The electricity probably powered a hot plate, although one was not recovered, he added. They even painted and partitioned the area, using cardboard for insulation.
To get to their domicile, they had to climb up an access ladder to a 16-by- 16-inch air conditioning vent through which they crawled into the attic.
″They had everything set up - carpeting, partitions, the whole works,″ said Richard Sargis, owner of the Video Box, which is right under the attic where the boys lived briefly.
Neither police nor fire officials say they know exactly how long the teen- agers, ages 16 and 17, lived in the hideaway.
The 16-year-old reportedly had been kicked out of his foster home and left to fend for himself, said Steve Sanders, co-owner of Sanders Construction in Modesto, which developed the shopping center.
″It’s kind of sad,″ Sanders said.
Lutz said the 16-year-old continued to attend high school and work part- time at a restaurant in Turlock, a community of about 35,000 people some 100 miles southeast of San Francisco.
Neither Lutz nor police Sgt. Carlos Martins knew whether the 17-year-old was homeless or whether he had moved into the shelter just to be with a friend.

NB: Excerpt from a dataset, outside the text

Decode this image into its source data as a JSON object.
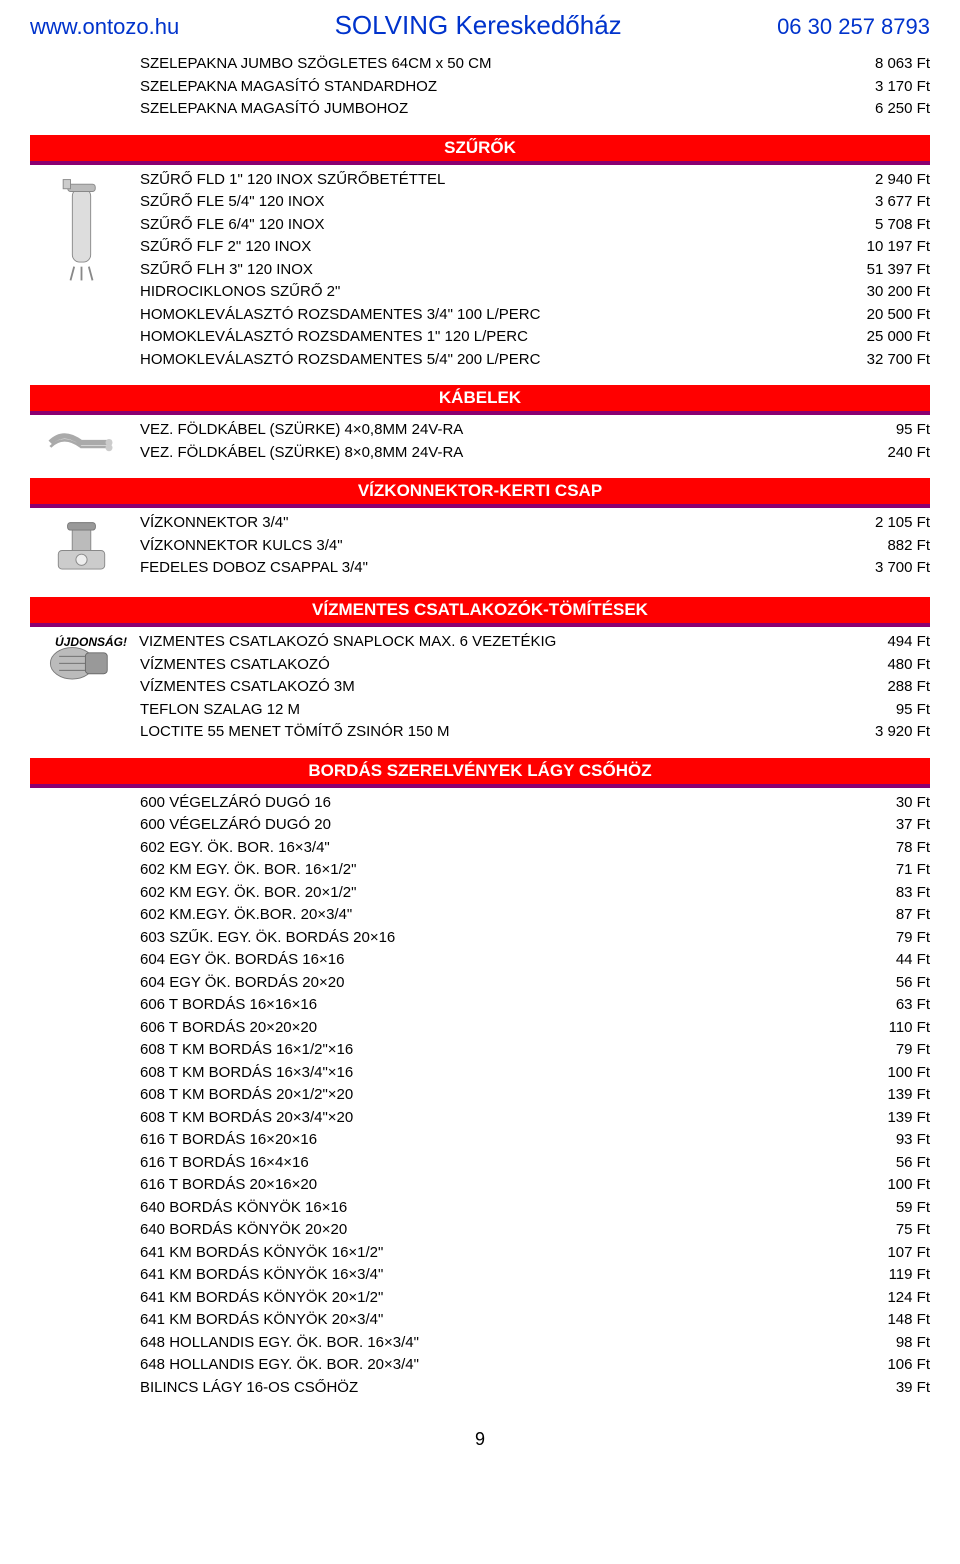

″They were real nice guys,″ Sargis said. ″It takes someone pretty ingenious to do all that ... They really took it all seriously.″
Police first caught the boys in the attic on Oct. 10 after merchants complained about footsteps from above.
The room was found and cleared out and the teen-agers were taken into custody for investigation of trespassing, but Sanders decided not to file a complaint and released the boys to their families.
On Wednesday, however, firefighters checking for an electricial short- circuit discovered that some of the furniture and carpet had been moved back.
This time, the boys were not found. Martins said Monday he is unaware of any followup investigation to make sure both boys still are living their families.